Toronto Sun: As teachers at a Fredericton High School bent over backwards this spring to help Syrian students only to have some of them harass and bully both teachers and other students, a school vice-principal suggested the federal government should help.
That vice-principal is right. Misbehaving students is, sadly, an all-too-common problem in our country’s schools but most of the time educators have (or ought to have) the tools to deal with these problems.
But when the offending student is part of a wave of recently arrived Syrian refugees — unable to speak English and at odds with Canadian values of pluralism and tolerance — extraordinary help from Ottawa is required. The teachers are saying so themselves.
New Brunswick’s capital had accepted about 450 Syrian refugees since last fall and 29 of them became part of the student population of 1,900 at Fredericton High School (FHS) early in the new year.
Most of the Syrian students were eager to learn. A handful were not. The teachers described how some bullied younger students and were insolent and disrespectful to teachers, particularly female teachers. One told a teacher that rocket-propelled grenades was his “hobby.”
“Our team have been accommodating about seating plans, gender, prayer, respecting refugees, etc. I was very disappointed to think that this was not being reciprocated by some of our Syrian students,” one teacher wrote to vice-principal Robyn Allaby.
“This complexity needs to be discussed at the federal level,” Allaby wrote back to her frustrated teachers.
The e-mails were among hundreds unearthed through an access to information request made by the news site TheRebel.media that paint a picture of eager and admirably committed teachers bending over backwards to help refugee students only to discover that, for a handful, good intentions were not enough.
One teacher observed an older Syrian student bully a younger Jewish student and, with almost trademark Canadian naivete, wrote: “Obviously this is a cultural and political scenario that runs deep and while I like to think we can transcend it all in our classrooms, so far it doesn’t look good. While I would like to simply say they are in Canada and they have to deal with their new reality, it may not be so simple.”
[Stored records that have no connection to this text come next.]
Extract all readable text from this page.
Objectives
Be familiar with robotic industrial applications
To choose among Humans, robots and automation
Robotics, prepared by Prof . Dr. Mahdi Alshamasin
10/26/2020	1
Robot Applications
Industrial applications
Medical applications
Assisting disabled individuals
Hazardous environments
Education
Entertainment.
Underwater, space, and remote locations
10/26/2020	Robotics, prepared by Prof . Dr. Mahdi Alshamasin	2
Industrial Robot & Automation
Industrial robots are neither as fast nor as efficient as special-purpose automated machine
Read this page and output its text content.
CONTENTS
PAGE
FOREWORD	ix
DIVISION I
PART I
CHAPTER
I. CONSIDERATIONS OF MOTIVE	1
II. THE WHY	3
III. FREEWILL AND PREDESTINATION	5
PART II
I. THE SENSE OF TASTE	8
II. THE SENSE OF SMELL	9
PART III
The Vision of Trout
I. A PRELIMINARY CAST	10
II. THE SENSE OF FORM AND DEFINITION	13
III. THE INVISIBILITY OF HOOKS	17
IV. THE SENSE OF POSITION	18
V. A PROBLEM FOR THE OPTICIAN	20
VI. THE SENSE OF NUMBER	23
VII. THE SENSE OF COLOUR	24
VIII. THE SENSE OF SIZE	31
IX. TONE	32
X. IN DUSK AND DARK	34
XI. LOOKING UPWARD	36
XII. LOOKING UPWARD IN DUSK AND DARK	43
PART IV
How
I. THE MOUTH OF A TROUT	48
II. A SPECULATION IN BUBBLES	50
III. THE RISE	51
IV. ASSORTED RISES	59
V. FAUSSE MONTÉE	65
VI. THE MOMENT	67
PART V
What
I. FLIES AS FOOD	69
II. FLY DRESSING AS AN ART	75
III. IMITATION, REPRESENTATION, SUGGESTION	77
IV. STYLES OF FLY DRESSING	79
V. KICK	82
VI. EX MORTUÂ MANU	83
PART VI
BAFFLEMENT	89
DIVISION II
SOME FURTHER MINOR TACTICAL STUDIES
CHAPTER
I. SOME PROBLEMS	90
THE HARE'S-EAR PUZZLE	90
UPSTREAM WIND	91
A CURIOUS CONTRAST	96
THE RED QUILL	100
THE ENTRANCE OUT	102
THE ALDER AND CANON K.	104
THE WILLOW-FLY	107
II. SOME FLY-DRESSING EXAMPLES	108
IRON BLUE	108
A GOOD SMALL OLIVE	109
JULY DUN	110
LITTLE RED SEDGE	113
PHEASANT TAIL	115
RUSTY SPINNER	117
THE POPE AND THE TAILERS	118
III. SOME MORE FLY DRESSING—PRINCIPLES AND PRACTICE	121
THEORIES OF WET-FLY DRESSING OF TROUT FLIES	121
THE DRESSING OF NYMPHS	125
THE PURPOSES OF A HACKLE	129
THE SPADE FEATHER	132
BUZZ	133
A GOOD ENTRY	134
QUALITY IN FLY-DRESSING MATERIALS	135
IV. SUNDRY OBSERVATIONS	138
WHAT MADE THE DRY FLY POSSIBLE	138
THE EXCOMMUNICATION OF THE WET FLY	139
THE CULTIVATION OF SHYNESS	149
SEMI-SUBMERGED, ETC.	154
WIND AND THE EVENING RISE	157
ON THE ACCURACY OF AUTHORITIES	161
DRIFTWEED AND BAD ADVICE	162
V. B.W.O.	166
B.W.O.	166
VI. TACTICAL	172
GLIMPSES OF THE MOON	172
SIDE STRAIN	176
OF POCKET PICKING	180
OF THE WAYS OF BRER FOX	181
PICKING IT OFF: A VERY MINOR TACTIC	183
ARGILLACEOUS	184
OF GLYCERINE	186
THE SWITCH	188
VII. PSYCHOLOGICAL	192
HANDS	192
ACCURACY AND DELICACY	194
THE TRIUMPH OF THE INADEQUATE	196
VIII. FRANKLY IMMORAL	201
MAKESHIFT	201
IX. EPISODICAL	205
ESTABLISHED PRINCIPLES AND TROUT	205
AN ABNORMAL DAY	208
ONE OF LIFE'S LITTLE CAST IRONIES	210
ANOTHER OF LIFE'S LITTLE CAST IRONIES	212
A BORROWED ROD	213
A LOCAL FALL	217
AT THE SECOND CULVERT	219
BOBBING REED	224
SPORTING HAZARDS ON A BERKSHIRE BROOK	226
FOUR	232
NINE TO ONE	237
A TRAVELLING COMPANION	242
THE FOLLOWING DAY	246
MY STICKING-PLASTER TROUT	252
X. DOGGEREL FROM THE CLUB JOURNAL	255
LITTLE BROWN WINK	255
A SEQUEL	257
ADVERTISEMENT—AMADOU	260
Indeed, it may not be so simple.
In fact, just before rising for their summer recess, MPs were getting an earful from educators about how complex a problem it has become for many on the front line to integrate students who may be illiterate in Arabic, let alone English, into Canada’s school system. Representatives of school boards in Calgary and in Toronto testified at a House of Commons committee that they needed more federal government funding for “the complex needs” of these students.
For the Fredericton teachers on the front line, it wasn’t just money they needed. They scrambled to obtain all kinds of resources, from Arabic language books to information about Syrian education curriculum, to help their students.
Watching Canada Day celebrations, it was encouraging — heartwarming even — to see many Syrian refugees join in and celebrate the country that is happy to adopt them and give them new chances at new lives. As U.S. President Barack Obama told the House of Commons last week, Canada has “inspired the world” with its acceptance of refugees. We should be proud of that.
But the example of Fredericton High School should remind us to be clear-eyed and practical about the difficulty that many Syrian refugees will have coming to terms with Canadian culture and values. And those e-mails should be required reading for legislators — provincial and federal — considering funding requests from those front-line teachers.